1. Technical Field
The present invention pertains to the field of network fault management tools. More particularly, the present invention concerns reporting to a user the status of components of a wide area network.
2. Prior Art
A propagation scheme is a method used by a network to indicate to a user information about the status of elements of the network, enabling the user to locate the source of a network malfunction. A propagation scheme developed by Hewlett Packard is accomplished by the Hewlett Packard Open View (HPOV) process called the Network Node Manager, version 3.31, which runs in the HPOV environment. The propagation scheme carried out by this HPOV process, called here the standard HPOV propagation scheme, is intended for use in a transmission control program/internet protocol (TCP/IP) network. Any HPOV propagation scheme, i.e. any propagation scheme running under HPOV, assumes that elements of the network exchange status information according to a simple network management protocol (SNMP).

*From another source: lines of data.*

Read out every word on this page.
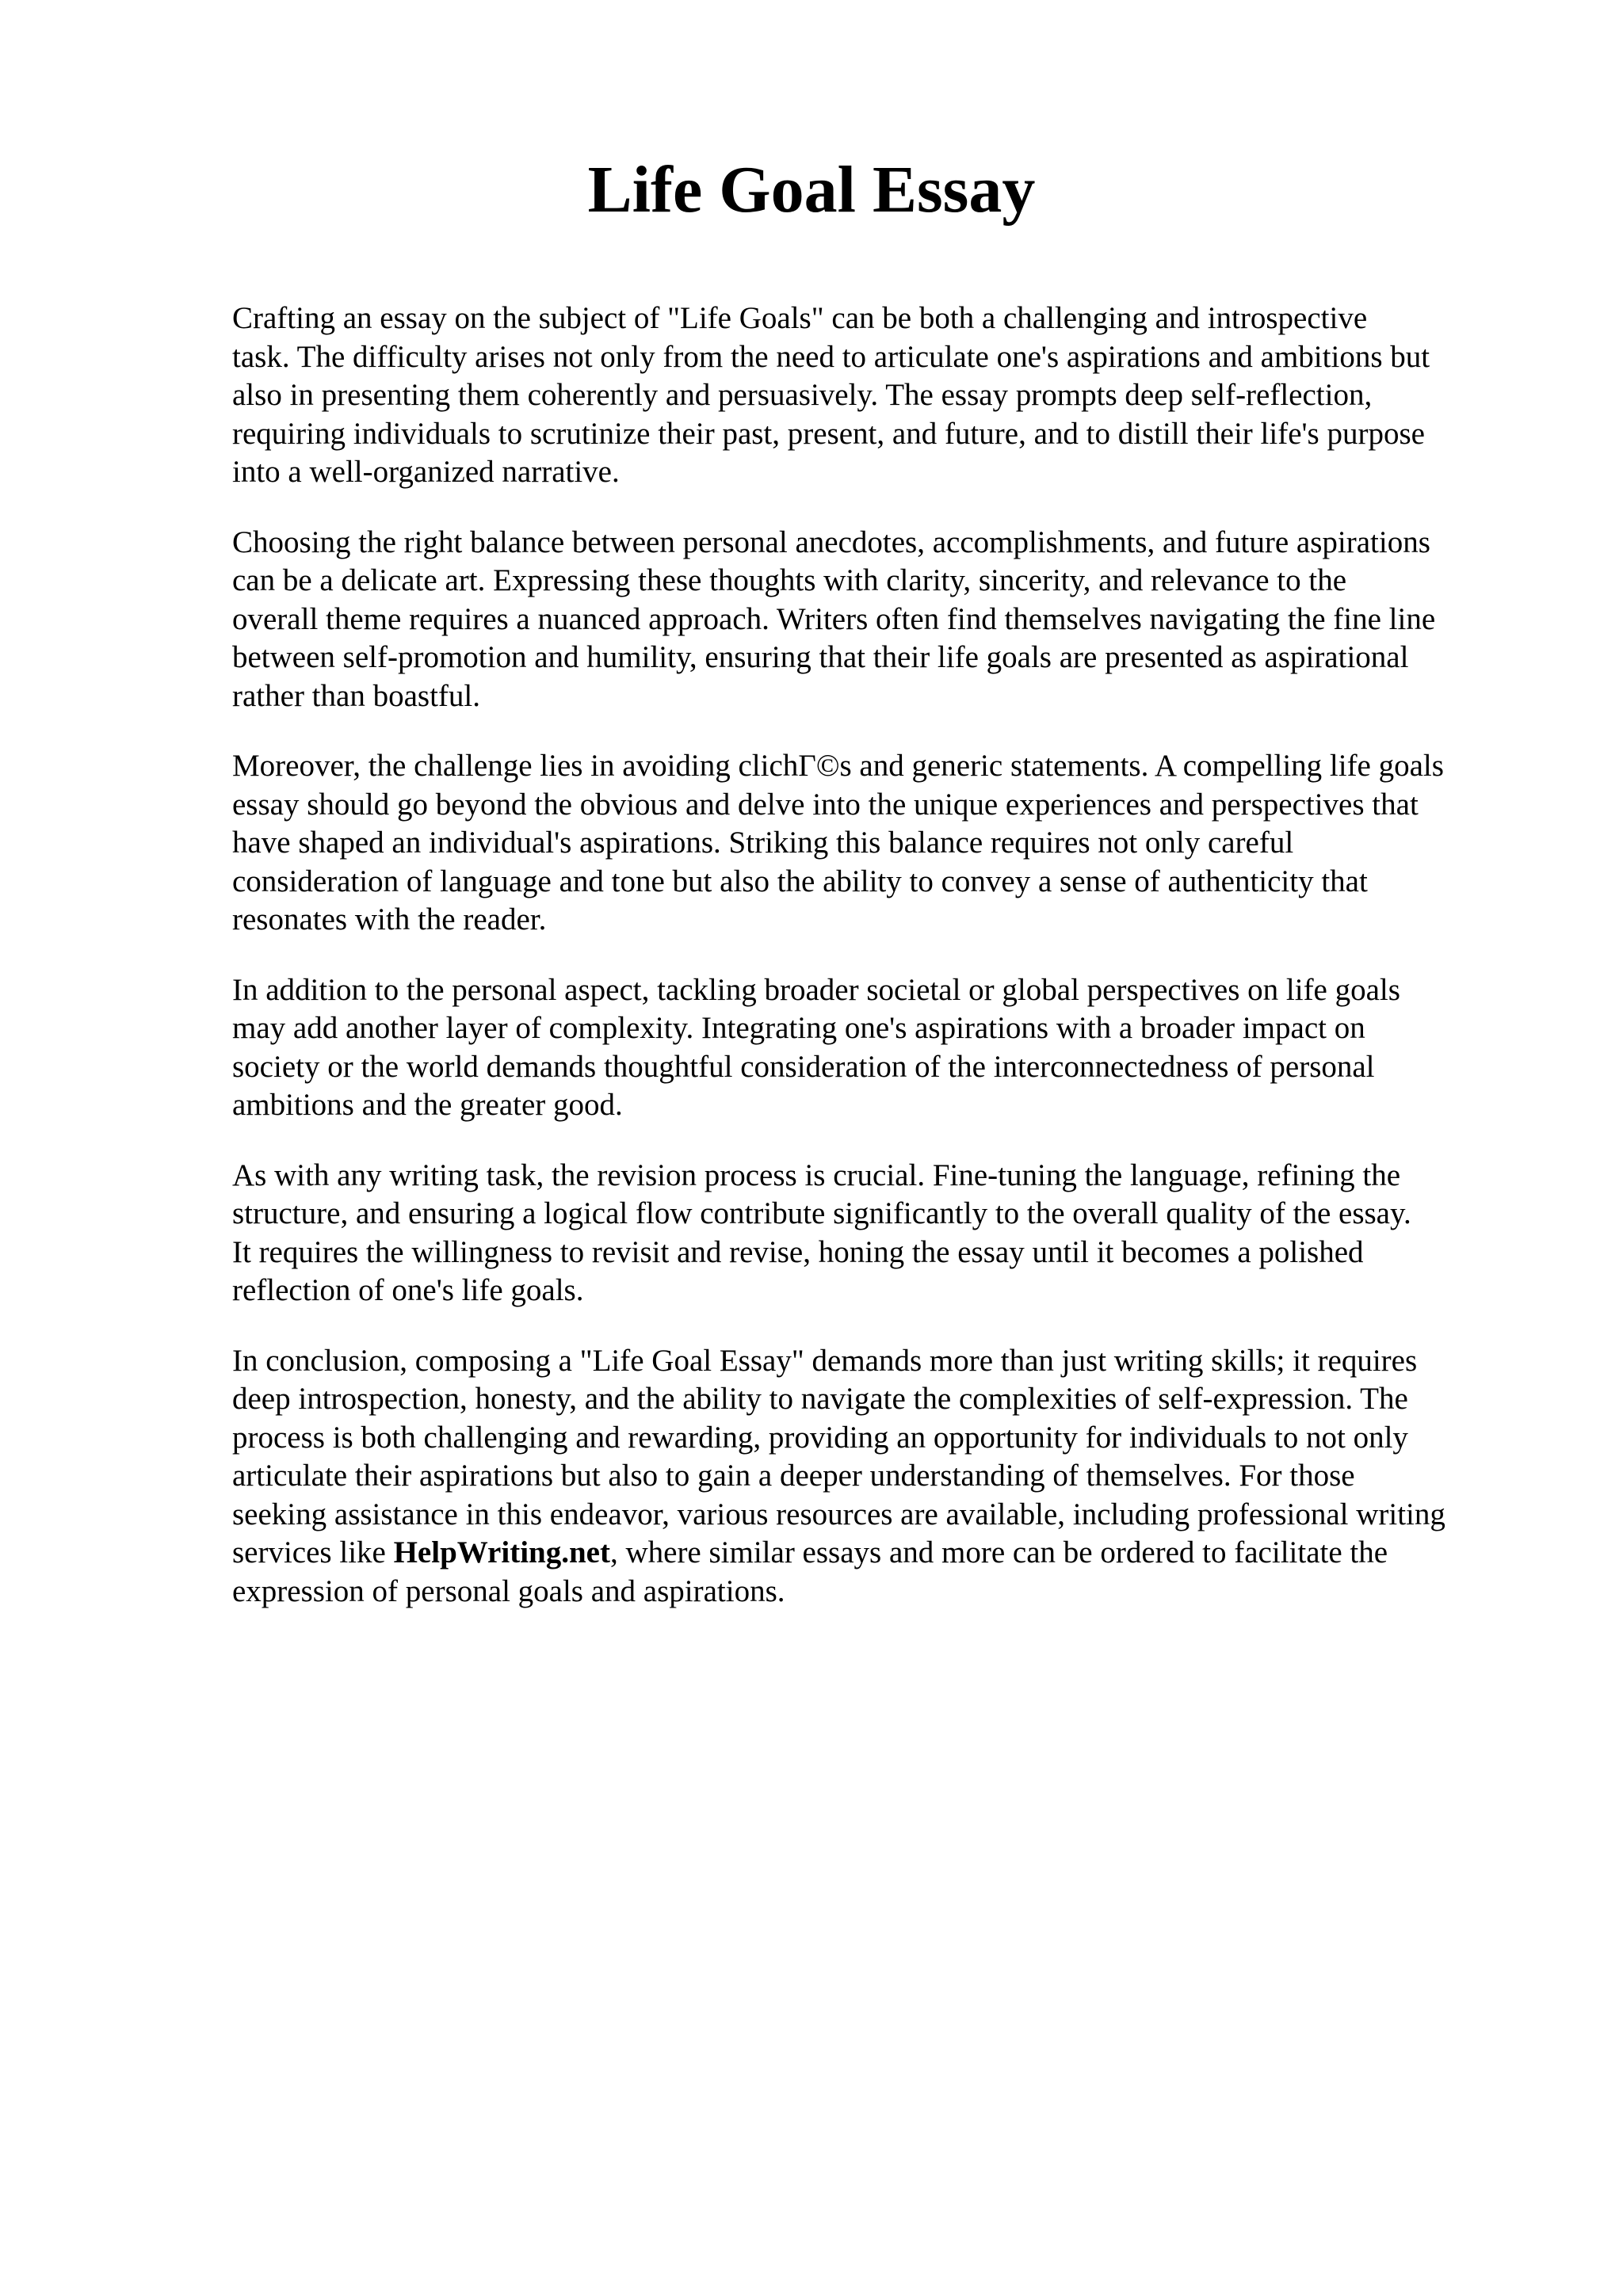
Life Goal Essay

Crafting an essay on the subject of "Life Goals" can be both a challenging and introspective
task. The difficulty arises not only from the need to articulate one's aspirations and ambitions but
also in presenting them coherently and persuasively. The essay prompts deep self-reflection,
requiring individuals to scrutinize their past, present, and future, and to distill their life's purpose
into a well-organized narrative.

Choosing the right balance between personal anecdotes, accomplishments, and future aspirations
can be a delicate art. Expressing these thoughts with clarity, sincerity, and relevance to the
overall theme requires a nuanced approach. Writers often find themselves navigating the fine line
between self-promotion and humility, ensuring that their life goals are presented as aspirational
rather than boastful.

Moreover, the challenge lies in avoiding clichГ©s and generic statements. A compelling life goals
essay should go beyond the obvious and delve into the unique experiences and perspectives that
have shaped an individual's aspirations. Striking this balance requires not only careful
consideration of language and tone but also the ability to convey a sense of authenticity that
resonates with the reader.

In addition to the personal aspect, tackling broader societal or global perspectives on life goals
may add another layer of complexity. Integrating one's aspirations with a broader impact on
society or the world demands thoughtful consideration of the interconnectedness of personal
ambitions and the greater good.

As with any writing task, the revision process is crucial. Fine-tuning the language, refining the
structure, and ensuring a logical flow contribute significantly to the overall quality of the essay.
It requires the willingness to revisit and revise, honing the essay until it becomes a polished
reflection of one's life goals.

In conclusion, composing a "Life Goal Essay" demands more than just writing skills; it requires
deep introspection, honesty, and the ability to navigate the complexities of self-expression. The
process is both challenging and rewarding, providing an opportunity for individuals to not only
articulate their aspirations but also to gain a deeper understanding of themselves. For those
seeking assistance in this endeavor, various resources are available, including professional writing
services like HelpWriting.net, where similar essays and more can be ordered to facilitate the
expression of personal goals and aspirations.
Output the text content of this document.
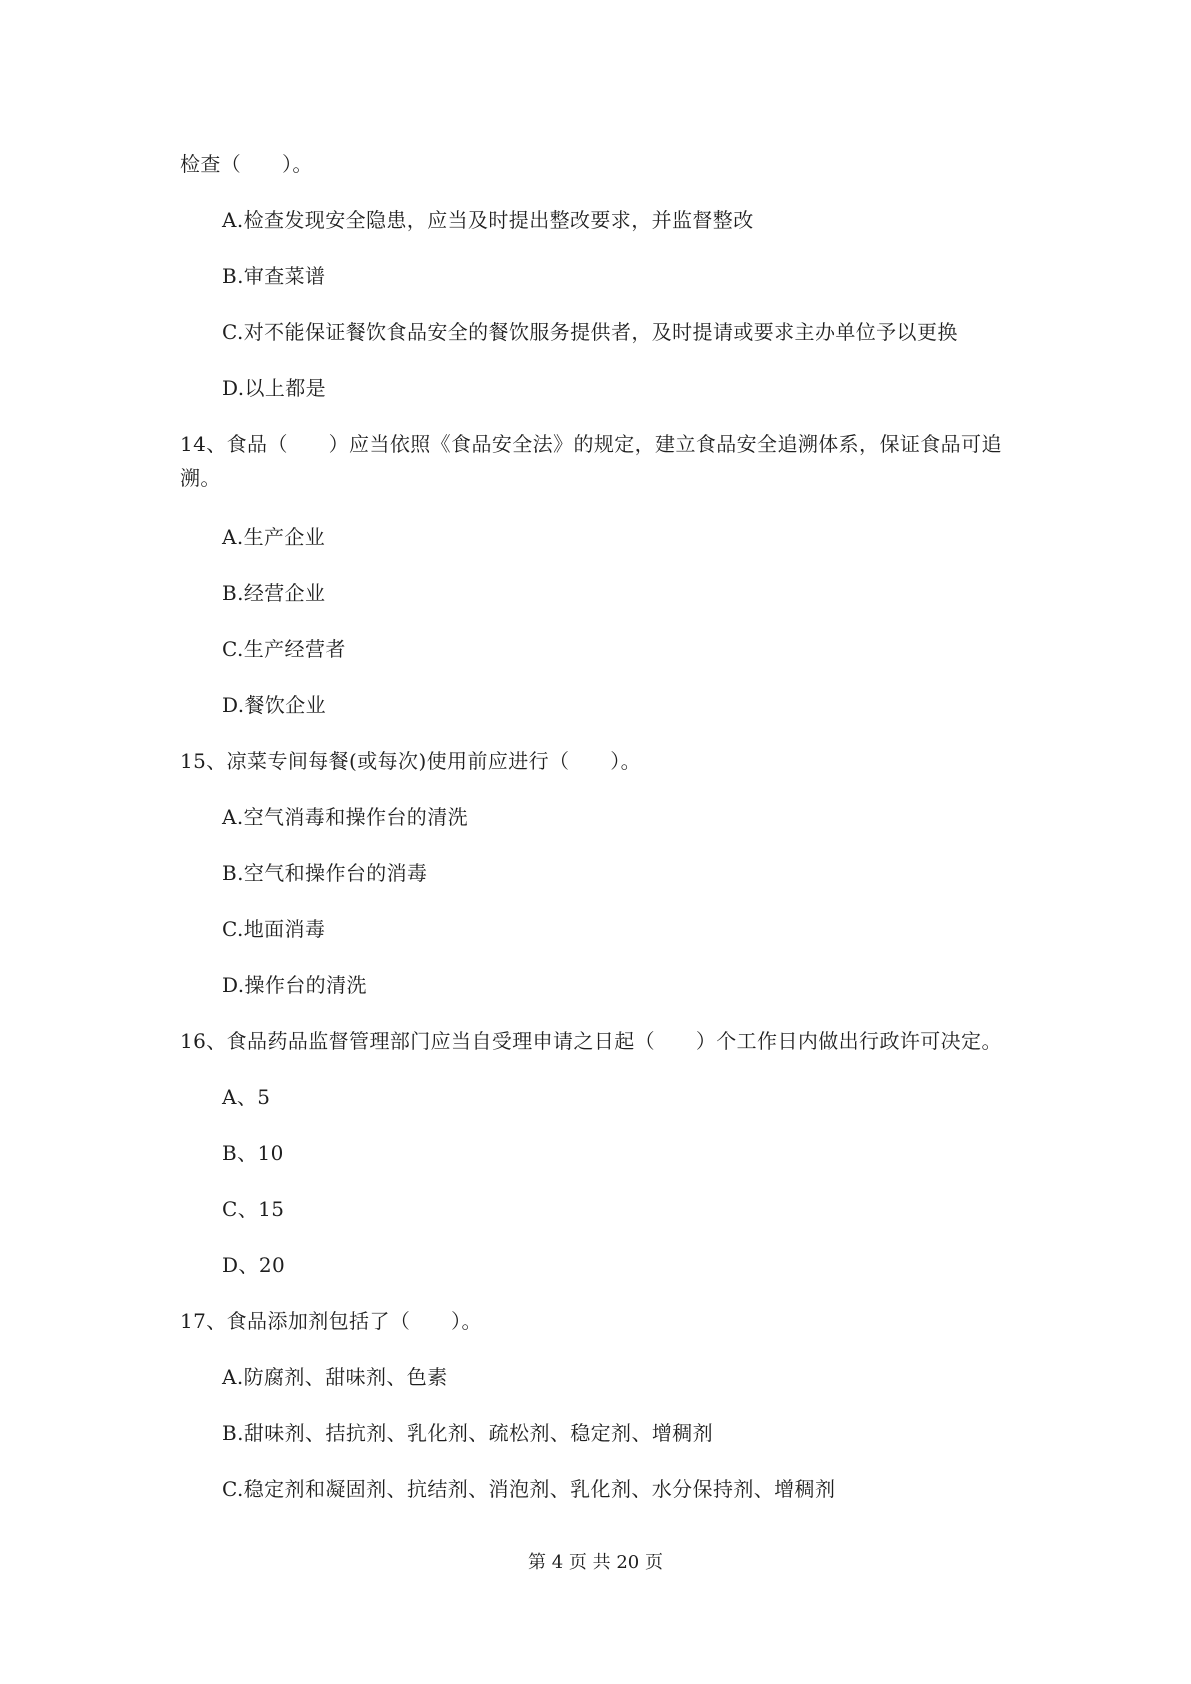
检查（　　）。
A.检查发现安全隐患，应当及时提出整改要求，并监督整改
B.审查菜谱
C.对不能保证餐饮食品安全的餐饮服务提供者，及时提请或要求主办单位予以更换
D.以上都是
14、食品（　　）应当依照《食品安全法》的规定，建立食品安全追溯体系，保证食品可追溯。
A.生产企业
B.经营企业
C.生产经营者
D.餐饮企业
15、凉菜专间每餐(或每次)使用前应进行（　　）。
A.空气消毒和操作台的清洗
B.空气和操作台的消毒
C.地面消毒
D.操作台的清洗
16、食品药品监督管理部门应当自受理申请之日起（　　）个工作日内做出行政许可决定。
A、5
B、10
C、15
D、20
17、食品添加剂包括了（　　）。
A.防腐剂、甜味剂、色素
B.甜味剂、拮抗剂、乳化剂、疏松剂、稳定剂、增稠剂
C.稳定剂和凝固剂、抗结剂、消泡剂、乳化剂、水分保持剂、增稠剂
第 4 页 共 20 页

HPOV is a configuration, performance, and fault management application for multivendor TCP/IP networks; it performs many functions. For example, it automatically discovers what devices are on the network and monitors their status. It automatically draws network maps and submaps based on the discovered devices, and places the discovered devices in one or another submap, based on topology. A network submap represents the physical topology of the network at the level of network segments (subnetworks) and gateways (routers), repeaters, multiport repeaters (hubs), and bridges that are attached to those segments.
The standard HPOV propagation scheme works well for Local Area Networks (LANs), but does not work very well for wide area networks. Its upward propagation scheme can incorrectly report interface level status at the equipment level (i.e. a problem at the physical line level is reflected in the status of the node). In addition, the standard HPOV propagation scheme does not downward propagate. Without downward propagation, an operator cannot determine that a sub-component is out-of-service purely because a component at an upper level has malfunctioned.
What is needed is a propagation scheme more suitable for a wide area network, i.e., a kind of network that generally has more complex equipment and connection hierarchies and is more geographically dispersed than a LAN, and in which connections are maintained separately from the other equipment. In particular, what is needed is an HPOV propagation scheme that does not report status problems at higher levels than is accurate.